AF – Diria que essas medidas incluem uma maior capacitação dos profissionais de saúde nos cuidados primários para o manejo de pacientes pós-evento cardiovascular, a implementação de protocolos de seguimento padronizados e a realização de consultas regulares de seguimento. Em termos de políticas de saúde, penso que não temos dado à hipercolesterolemia a importância que ela tem no tratamento destes doentes. Por exemplo, seria importante incluir métricas de atingimento de valores alvo de colesterol LDL na contratualização dos cuidados de saúde primários, à semelhança do que acontece na diabetes. Penso também que seria benéfico aumentar a comparticipação dos fármacos para dislipidemia, essenciais no doente após evento, e aumentar a acessibilidade a medicação inovadora nesta área.
HN – Que esforços podem ser feitos para educar os doentes sobre a cronicidade das doenças cardiovasculares e o risco aumentado após um primeiro evento? E como podemos combater a perceção errónea de que sobreviver a um AVC ou enfarte significa estar livre de risco?

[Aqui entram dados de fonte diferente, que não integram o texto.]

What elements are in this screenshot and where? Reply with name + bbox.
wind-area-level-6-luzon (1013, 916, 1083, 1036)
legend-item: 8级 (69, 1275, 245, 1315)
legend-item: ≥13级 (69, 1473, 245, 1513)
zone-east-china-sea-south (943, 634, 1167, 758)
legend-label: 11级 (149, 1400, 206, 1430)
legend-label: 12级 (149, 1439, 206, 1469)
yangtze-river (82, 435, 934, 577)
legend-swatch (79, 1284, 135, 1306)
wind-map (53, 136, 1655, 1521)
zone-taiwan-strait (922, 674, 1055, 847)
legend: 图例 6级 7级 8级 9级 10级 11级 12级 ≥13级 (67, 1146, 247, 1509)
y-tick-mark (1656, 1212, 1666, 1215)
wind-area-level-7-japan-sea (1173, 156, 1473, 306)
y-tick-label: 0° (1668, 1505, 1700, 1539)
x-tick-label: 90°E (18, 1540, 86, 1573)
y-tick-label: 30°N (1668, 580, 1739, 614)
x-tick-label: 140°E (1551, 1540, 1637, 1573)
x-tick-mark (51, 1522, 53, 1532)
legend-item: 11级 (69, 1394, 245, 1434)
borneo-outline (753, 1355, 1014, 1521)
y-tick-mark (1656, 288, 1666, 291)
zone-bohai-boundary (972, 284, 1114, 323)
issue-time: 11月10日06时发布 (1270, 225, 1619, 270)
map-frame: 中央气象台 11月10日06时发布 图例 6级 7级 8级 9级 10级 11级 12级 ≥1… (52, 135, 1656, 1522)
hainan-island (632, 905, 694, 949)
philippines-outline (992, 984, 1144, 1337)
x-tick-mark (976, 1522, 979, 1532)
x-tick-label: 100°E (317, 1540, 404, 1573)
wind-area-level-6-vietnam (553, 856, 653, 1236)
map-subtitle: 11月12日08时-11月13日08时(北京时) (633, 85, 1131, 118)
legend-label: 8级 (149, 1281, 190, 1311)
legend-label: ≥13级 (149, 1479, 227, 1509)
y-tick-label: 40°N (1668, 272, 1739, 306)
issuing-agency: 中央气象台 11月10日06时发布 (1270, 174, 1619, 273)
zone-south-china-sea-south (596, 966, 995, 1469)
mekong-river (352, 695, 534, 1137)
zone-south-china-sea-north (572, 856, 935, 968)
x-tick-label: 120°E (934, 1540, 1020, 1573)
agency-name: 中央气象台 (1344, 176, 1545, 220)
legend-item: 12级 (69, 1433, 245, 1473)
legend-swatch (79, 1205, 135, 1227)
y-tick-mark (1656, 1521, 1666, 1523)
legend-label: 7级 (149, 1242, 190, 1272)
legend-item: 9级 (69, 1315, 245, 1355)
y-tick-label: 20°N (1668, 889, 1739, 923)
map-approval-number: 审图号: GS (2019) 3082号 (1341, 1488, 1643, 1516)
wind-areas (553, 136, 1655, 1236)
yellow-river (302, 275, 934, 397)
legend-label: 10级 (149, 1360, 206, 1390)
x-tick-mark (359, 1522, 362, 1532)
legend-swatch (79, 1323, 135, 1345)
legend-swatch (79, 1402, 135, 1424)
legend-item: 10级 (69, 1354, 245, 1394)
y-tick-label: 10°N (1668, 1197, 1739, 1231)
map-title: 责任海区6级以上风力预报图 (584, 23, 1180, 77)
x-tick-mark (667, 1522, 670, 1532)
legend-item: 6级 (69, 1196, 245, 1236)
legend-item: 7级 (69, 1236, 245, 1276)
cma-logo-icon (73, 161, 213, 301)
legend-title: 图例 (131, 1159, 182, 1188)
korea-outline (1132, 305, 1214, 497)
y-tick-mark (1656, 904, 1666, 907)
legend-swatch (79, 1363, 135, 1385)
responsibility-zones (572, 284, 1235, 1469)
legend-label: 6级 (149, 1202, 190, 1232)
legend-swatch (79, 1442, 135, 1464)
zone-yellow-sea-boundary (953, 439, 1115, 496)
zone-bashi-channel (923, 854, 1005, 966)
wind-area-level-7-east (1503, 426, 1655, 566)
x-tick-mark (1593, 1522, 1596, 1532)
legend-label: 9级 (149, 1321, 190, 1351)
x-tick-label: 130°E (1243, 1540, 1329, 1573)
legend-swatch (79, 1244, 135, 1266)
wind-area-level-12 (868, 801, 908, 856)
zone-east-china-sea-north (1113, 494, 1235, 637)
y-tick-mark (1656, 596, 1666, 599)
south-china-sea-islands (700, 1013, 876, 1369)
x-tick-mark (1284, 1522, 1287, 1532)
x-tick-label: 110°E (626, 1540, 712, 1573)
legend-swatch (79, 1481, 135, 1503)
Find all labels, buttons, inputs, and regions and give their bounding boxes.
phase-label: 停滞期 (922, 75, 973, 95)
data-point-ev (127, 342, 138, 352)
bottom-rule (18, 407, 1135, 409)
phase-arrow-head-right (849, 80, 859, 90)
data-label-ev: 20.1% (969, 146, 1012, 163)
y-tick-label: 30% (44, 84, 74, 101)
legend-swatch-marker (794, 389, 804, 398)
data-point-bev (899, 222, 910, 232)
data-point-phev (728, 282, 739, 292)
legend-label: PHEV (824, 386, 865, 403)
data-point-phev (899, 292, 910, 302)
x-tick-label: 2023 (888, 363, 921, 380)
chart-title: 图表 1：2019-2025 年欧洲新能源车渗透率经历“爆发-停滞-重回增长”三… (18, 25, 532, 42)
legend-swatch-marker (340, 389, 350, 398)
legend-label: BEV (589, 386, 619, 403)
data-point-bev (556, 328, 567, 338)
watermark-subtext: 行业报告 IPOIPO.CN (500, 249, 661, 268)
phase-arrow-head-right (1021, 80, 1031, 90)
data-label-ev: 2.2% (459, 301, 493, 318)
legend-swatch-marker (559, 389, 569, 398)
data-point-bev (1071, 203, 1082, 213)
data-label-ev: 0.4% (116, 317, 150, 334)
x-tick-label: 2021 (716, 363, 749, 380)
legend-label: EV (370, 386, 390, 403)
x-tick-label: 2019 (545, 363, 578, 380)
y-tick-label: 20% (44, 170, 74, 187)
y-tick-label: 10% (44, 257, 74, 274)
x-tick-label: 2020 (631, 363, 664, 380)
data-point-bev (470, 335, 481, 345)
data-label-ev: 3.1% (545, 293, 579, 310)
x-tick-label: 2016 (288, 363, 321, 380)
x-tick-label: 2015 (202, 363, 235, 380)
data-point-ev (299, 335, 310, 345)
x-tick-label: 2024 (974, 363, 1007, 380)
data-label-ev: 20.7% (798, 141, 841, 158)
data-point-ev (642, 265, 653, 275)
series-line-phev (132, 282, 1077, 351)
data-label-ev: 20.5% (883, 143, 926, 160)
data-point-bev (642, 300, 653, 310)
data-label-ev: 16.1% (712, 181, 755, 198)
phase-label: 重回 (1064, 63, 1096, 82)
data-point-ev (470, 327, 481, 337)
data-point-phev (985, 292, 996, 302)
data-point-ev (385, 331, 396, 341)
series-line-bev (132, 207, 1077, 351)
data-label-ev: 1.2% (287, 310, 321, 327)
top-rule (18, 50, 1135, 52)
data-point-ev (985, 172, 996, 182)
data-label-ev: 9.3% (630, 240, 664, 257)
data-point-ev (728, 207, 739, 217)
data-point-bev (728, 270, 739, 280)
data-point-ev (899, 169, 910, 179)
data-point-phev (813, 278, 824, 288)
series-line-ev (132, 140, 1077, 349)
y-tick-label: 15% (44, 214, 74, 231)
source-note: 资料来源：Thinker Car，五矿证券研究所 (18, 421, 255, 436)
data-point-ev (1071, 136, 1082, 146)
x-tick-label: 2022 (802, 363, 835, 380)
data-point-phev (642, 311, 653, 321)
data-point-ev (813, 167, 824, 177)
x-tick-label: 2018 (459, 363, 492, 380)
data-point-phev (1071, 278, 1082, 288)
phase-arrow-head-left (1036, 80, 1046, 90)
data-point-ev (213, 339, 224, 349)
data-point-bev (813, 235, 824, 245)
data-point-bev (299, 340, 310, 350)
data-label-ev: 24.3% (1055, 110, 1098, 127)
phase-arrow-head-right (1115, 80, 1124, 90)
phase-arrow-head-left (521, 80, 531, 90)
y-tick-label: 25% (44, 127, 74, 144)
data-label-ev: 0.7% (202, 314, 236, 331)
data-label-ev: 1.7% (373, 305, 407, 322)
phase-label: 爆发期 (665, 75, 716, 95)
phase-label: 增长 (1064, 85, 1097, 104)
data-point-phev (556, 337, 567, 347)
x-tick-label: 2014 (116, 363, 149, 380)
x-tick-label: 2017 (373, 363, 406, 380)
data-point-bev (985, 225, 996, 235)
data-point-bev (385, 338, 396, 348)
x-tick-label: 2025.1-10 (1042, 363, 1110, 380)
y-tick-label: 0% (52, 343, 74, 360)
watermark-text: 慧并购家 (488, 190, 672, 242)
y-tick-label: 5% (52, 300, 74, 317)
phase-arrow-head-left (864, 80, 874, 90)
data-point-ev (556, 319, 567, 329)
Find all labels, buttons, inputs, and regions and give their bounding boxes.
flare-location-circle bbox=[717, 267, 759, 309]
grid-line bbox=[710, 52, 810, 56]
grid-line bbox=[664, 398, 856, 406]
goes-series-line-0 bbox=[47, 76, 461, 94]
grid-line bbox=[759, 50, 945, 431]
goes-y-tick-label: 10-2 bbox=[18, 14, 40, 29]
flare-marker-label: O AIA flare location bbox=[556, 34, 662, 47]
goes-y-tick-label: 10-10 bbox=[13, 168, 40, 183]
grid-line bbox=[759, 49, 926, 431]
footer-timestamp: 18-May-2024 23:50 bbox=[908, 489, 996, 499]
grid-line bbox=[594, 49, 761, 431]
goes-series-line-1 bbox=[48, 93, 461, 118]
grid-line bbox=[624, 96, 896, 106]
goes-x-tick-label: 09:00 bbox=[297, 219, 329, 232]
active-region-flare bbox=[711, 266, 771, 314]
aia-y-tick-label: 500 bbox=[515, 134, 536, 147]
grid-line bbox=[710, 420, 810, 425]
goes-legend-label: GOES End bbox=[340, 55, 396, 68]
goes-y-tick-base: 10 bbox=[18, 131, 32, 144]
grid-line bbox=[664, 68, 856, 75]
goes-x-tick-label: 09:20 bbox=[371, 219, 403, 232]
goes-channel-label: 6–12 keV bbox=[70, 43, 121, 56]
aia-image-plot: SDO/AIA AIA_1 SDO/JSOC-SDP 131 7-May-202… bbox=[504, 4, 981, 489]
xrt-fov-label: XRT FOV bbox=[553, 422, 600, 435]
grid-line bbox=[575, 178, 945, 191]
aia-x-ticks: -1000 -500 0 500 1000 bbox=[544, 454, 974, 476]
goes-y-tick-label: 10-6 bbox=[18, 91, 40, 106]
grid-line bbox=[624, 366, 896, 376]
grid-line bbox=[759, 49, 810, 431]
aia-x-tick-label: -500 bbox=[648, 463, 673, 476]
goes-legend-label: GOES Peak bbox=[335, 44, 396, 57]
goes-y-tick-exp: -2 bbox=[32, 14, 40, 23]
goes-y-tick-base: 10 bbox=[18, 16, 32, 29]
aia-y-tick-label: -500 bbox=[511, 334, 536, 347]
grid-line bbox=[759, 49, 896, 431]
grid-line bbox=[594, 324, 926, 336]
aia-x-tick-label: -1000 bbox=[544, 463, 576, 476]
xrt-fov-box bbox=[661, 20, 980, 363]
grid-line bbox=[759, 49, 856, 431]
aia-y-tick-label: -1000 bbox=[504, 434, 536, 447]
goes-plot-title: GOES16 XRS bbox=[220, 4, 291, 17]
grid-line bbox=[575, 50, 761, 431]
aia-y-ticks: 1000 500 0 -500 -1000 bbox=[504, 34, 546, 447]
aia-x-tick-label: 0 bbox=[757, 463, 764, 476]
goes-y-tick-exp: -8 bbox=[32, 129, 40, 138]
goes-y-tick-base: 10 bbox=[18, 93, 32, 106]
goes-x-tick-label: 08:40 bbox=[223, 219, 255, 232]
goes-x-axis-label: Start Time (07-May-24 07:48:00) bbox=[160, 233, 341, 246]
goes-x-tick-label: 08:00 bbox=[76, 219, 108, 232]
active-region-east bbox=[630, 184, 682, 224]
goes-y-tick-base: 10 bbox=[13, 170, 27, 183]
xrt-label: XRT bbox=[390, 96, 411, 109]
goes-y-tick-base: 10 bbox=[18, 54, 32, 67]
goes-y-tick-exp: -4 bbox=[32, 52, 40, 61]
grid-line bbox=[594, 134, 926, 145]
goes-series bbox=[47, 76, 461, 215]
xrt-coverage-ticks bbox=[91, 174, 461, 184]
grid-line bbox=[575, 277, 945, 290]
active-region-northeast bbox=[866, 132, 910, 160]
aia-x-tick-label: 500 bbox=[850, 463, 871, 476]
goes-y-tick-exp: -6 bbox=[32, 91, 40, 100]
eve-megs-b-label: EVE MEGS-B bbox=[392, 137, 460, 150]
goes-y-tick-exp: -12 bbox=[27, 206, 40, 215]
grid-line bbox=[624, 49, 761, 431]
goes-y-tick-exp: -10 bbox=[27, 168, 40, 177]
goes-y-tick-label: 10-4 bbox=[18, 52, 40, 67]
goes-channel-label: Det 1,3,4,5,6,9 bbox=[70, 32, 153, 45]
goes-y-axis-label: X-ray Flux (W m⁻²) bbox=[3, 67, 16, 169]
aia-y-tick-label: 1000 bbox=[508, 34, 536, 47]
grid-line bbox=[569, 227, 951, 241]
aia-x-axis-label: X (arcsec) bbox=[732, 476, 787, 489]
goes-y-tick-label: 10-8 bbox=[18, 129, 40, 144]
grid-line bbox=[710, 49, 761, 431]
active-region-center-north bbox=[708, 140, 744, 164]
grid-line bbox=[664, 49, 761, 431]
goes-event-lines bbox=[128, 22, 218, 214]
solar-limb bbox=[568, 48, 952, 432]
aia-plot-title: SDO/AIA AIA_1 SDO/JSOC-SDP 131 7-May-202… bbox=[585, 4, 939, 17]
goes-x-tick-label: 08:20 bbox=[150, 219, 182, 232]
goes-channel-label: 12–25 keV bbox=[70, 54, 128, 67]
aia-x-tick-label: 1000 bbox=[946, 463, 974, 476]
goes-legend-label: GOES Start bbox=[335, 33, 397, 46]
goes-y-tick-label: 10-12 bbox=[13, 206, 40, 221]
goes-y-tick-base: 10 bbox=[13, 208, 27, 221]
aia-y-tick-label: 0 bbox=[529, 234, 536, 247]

AF – Penso que essa educação deve começar logo no Hospital durante o tratamento do evento agudo, muitas vezes ainda com o doente deitado na sala de Hemodinâmica. Em vez de dizer apenas que tinha uma artéria obstruída que foi tratada, devíamos acrescentar que tem ali uma doença para a vida inteira, que não tem cura mas tem tratamento. Pode não ser muito simpático de ouvir, mas é a verdade. E que, com o seu empenho e a nossa ajuda, podemos reduzir muito a probabilidade de novos problemas semelhantes. Durante o restante internamento, no momento da alta hospitalar e posteriormente no seguimento, a mensagem deve ser consistente: esta é uma doença crónica. Mas de facto, o risco de novo evento é maior nos primeiros meses. Isso é particularmente relevante em termos de adesão terapêutica e de controlo da hipercolesterolemia. A prática corrente de iniciar estatina em monoterapia no internamento e só posteriormente reavaliar em ambulatório é uma das causas dos maus resultados que temos quanto ao atingimento dos valores alvo de colesterol LDL. Sabemos que esse ajuste terapêutico muitas vezes não chega a acontecer ou, se acontece, apenas coloca o doente no seu valor alvo muitos meses após o evento, deixando-o “desprotegido” durante o período mais crítico. Cada vez mais se defende que o doente tenha alta do evento já com terapêutica dupla com estatina de alta intensidade e inibidor da absorção do colesterol. Nalguns casos mais graves poderá mesmo ser benéfico iniciar inibidores da PCSK9 ainda durante o internamento.
HN – Como é que a sociedade pode ser mobilizada para a promoção e preservação da saúde, especialmente em relação aos fatores de risco cardiovasculares?
AF – Embora não seja um especialista na matéria, penso que há algum consenso de que esse trabalho deve começar cedo, nas escolas, com uma efetiva educação para a saúde e promoção de estilos de vida saudáveis. Penso também que precisamos de mais campanhas públicas que abordem os riscos do tabagismo, do sedentarismo e de uma alimentação desequilibrada. As redes sociais podem ter aqui um papel importante. Quanto ao tabagismo, o acesso às consultas especializadas de cessação tabágica pode ser muito melhorado. E penso que deveríamos iniciar um debate público sobre medidas que dificultem o acesso dos jovens ao tabaco. Por exemplo, a Nova Zelândia aprovou em 2022 legislação que basicamente impede que os seus cidadãos nascidos depois de 2009 comprem tabaco legalmente. Parte dessa legislação foi entretanto revogada, mas outros países têm planos semelhantes para que ao longo das próximas décadas haja um “phase-out” do tabagismo nas suas populações. Devíamos pensar seriamente nisso.